It has been a long while since I have found myself able to write clear and coherent thoughts about the chaotic and contentious times we are experiencing. The voice that has been persistent, however, is that of one of my mentors, Vivian Paley, a retired kindergarten teacher in Chicago.
One of my favorite books by Paley is You Can’t Say You Can’t Play.
Having worked with young children for many years, I have seen this “rule” in action many times. Children want to be accepted and included. Children need to be guided and supported in their quest to belong. We all do.
The developmental window for empathy is 18 to 24 months. At this very young age children begin to see themselves as separate beings from others. They are learning to talk and walk. They respond to the crying of others. This is the prime moment to foster compassion and empathy. The building blocks of conflict resolution are laid down at this early age.
Paley is the first to say this is not easy. She enlists children of all ages to wrestle with the fairness and moral compass of this concept. When we are told we can’t be part of the play, we need to figure it out. All must be included, accommodated and integrated. We must find within ourselves the humanness that connects us.
The question is, is there room at the table for everyone? Is it really possible to include everyone?
Observing young children at play gives me hope. The skills to create inclusion are expressed early. The drive to be part of the game is strong.
I am a gardener. Even as I pull unwanted weeds from my gardens I struggle with this belief that each of us is a vital piece of the whole garden. Mulching and composting gives my weeds a place to serve.
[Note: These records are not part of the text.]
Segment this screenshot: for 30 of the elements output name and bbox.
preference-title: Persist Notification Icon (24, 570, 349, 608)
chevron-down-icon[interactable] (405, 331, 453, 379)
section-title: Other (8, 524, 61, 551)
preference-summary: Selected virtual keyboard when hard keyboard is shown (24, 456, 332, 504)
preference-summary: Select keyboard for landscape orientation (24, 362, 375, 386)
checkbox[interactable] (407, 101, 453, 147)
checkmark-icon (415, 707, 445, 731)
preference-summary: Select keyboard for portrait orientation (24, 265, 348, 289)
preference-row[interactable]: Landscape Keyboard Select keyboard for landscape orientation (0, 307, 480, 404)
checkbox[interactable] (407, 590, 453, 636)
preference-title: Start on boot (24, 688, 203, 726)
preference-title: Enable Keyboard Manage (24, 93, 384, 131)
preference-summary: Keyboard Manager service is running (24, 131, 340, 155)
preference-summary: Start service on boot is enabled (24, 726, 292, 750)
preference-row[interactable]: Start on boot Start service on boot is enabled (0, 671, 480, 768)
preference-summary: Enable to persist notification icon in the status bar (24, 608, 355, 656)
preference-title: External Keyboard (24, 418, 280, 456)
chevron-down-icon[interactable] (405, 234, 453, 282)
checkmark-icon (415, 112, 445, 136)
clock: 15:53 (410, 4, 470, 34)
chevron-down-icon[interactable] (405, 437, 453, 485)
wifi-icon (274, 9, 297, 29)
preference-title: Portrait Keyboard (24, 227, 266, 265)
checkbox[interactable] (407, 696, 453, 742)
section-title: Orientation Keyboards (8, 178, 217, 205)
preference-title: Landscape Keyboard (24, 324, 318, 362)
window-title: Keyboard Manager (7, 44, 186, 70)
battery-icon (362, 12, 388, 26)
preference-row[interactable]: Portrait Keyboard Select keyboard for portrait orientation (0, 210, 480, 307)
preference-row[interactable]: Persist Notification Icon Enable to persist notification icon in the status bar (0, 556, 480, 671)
They have a very important place to preserve and promote growth.
We have been struggling with several invasive species in our gardens and woods. In our more than 40 years on this property we have seen some extreme changes in plant habits. The warmer climate (yes, the changing climate) now provides a perfect growing condition for these new invaders. However, just this year we have begun to look at these plants in a different light. They are thriving. Can we integrate them and encourage their growth in this newly evolving ecosystem? We will never eliminate them. The challenge is to embrace them.
Now I am struggling to carry this message of inclusion to my daily dose of bad news and worse news, chaos and conflict that surrounds us and our children.
Once again I turn to the unfettered wisdom expressed and exhibited by young children. We must continue to observe and protect their play and remember to say, “You can’t say you can’t play.” No bullying! No ranking! No fighting on our playgrounds, in our homes and in our schools and in our democracy.
May we continue to listen to the other. May we extend the welcome to all who want to play.
(Susan Koerber, 73, lives in Dunbarton at Chanticleer Gardens.)